Scores of union members and administration officials, including all of Parker’s top aides, showed up to the hearing, leading Thomas-Street to move the proceeding to a larger courtroom in City Hall.
Several D.C. 47 members testified that they would experience hardships if they were forced to return to the office full time. An investigator in the Office of Worker Protection, for instance, said it would impact her ability to care for her 5-year-old daughter with an autism spectrum disorder. An administrative technician said she took a pay cut for her current job because it offered a hybrid schedule.

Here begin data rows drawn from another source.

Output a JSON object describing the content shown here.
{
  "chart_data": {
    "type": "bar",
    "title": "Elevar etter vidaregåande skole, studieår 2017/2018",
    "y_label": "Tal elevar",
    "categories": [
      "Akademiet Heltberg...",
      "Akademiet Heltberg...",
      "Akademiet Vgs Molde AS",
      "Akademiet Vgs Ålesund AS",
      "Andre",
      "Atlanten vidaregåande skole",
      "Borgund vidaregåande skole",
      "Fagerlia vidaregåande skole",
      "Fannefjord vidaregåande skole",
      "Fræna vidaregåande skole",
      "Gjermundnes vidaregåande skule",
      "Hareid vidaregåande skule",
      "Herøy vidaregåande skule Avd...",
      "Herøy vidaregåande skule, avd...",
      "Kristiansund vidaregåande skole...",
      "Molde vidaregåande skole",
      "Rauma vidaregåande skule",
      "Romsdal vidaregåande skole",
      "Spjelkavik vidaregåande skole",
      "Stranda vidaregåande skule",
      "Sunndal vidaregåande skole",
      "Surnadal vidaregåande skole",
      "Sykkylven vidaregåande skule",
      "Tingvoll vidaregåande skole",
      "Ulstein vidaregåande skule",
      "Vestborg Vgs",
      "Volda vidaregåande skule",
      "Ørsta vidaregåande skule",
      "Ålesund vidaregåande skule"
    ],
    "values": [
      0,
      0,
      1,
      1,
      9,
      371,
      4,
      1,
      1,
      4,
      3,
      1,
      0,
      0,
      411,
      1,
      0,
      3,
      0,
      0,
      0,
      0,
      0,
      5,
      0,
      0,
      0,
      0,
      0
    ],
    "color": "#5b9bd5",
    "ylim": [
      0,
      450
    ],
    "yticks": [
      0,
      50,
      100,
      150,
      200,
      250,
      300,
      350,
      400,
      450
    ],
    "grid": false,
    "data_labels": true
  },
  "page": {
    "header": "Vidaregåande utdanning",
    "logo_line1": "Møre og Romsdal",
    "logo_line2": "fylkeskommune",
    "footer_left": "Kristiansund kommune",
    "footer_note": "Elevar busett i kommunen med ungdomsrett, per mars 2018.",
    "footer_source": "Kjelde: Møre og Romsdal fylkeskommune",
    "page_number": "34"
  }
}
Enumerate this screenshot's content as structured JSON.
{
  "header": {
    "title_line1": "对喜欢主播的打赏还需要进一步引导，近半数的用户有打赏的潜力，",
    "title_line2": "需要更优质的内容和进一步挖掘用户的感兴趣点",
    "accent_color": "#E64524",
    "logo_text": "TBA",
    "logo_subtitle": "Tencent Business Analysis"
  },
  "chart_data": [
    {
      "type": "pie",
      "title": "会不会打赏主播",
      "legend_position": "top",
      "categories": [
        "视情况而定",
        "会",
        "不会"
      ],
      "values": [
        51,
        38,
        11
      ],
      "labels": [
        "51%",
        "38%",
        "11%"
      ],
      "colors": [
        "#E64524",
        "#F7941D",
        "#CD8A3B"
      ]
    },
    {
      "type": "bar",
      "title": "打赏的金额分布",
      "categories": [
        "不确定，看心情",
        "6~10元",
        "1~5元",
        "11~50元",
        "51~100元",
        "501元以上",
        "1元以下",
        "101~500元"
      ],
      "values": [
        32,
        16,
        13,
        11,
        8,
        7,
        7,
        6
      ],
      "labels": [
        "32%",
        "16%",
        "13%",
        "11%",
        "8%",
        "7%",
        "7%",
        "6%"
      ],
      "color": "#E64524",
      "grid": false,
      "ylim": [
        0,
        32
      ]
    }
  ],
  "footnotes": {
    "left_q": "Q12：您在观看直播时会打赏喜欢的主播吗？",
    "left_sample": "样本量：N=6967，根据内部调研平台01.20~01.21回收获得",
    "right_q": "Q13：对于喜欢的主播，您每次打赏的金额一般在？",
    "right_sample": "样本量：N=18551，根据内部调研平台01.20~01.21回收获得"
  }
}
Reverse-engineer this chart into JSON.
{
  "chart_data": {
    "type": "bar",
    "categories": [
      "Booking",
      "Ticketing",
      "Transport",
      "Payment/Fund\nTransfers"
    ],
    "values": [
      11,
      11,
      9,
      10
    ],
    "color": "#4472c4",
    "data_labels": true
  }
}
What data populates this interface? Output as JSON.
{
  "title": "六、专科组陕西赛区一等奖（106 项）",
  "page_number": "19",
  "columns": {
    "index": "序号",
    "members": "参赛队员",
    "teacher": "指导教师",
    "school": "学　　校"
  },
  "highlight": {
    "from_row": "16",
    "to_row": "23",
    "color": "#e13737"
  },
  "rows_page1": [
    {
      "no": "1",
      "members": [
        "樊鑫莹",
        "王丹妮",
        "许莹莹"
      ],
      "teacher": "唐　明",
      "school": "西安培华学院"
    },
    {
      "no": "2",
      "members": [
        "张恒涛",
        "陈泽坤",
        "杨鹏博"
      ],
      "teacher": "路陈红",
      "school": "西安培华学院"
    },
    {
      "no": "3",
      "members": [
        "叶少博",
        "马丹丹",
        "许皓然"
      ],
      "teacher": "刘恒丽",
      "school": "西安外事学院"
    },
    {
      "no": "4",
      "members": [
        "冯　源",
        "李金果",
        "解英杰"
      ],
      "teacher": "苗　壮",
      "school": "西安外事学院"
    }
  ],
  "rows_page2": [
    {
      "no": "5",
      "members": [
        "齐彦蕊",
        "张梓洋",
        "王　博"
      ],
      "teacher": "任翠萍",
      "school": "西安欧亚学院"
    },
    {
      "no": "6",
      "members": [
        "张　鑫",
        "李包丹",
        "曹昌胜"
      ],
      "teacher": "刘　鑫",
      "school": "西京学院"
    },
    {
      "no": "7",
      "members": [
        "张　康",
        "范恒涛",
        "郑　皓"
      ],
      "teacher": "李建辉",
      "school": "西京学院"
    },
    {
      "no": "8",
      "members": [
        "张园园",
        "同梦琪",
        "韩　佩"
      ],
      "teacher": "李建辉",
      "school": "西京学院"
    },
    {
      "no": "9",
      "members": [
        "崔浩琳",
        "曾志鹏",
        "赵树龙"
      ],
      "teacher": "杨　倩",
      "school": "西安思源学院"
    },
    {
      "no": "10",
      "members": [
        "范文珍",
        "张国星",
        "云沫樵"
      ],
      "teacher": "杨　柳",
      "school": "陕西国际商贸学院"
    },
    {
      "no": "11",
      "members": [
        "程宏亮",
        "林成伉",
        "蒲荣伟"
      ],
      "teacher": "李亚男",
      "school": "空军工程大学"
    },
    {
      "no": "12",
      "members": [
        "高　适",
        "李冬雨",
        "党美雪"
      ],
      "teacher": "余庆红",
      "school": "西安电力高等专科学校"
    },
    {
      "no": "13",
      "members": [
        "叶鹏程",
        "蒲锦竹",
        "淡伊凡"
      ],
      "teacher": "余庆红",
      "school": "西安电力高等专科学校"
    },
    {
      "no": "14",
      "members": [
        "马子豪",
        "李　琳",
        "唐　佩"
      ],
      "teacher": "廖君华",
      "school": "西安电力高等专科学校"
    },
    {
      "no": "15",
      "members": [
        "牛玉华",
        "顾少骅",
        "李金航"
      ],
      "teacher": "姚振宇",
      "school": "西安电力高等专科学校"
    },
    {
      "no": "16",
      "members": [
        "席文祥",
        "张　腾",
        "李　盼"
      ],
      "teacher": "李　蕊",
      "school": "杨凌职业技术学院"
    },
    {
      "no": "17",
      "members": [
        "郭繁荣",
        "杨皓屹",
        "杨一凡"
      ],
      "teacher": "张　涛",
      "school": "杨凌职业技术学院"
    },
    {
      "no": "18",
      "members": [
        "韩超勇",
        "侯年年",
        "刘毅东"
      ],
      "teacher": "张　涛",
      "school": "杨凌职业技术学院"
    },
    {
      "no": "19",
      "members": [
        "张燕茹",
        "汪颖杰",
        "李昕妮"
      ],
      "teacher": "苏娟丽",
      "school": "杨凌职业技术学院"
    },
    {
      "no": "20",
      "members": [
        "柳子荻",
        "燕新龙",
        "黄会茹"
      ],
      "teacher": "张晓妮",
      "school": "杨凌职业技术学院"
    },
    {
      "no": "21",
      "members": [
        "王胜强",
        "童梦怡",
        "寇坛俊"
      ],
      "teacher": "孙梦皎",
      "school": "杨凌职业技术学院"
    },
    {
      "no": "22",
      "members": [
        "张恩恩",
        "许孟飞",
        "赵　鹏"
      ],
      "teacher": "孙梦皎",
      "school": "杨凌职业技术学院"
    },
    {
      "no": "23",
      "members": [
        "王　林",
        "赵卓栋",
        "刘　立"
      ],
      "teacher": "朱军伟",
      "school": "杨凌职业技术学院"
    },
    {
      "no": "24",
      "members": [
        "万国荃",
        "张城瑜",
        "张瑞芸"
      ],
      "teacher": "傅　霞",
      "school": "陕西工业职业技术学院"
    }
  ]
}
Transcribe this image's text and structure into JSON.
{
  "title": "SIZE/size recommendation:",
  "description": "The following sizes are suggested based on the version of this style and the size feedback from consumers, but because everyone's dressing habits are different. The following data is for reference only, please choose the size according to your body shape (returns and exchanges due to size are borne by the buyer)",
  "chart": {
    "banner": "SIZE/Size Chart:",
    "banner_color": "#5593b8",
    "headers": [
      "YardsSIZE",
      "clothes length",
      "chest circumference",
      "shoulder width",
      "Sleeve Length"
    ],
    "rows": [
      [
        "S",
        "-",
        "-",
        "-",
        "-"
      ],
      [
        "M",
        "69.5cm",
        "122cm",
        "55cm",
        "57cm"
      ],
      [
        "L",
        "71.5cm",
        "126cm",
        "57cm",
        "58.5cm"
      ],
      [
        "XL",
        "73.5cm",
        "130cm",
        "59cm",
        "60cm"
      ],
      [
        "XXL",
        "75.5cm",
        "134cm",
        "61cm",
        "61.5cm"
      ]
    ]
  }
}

Several said the policy would force them to reconsider working for the city, and raised concerns that it would worsen the city’s understaffing crisis, with 17.3% of the city’s full-time jobs unfilled as of March 31.
Under Kenney’s policy, which is currently still in place, department heads are allowed to set work location rules for their staffs, and many employees have hybrid schedules with three days in the office and two days of remote work.
Many government jobs now offer similar arrangements, and no other city in the Northeast has required all employees to return to the office full time since the pandemic.
About 80% of city workers, including police officers and trash collectors, are already working in-person full time because their work doesn’t allow for telecommuting, according to the administration.
In a news conference Wednesday, Parker vowed to stand by her policy despite pushback, saying it was necessary to bolster the Center City economy by bringing the city’s office workers back downtown and to provide equity for those whose jobs cannot be done remotely.
“I made a decision that I stand by firmly, and that is — in order to make good on [my] promise to [voters] — that I needed Philadelphia’s municipal workforce to return to office to provide valuable supports and services to you, the taxpayers of the city of Philadelphia,” Parker said. “I need us all right now to make a sacrifice for our city.”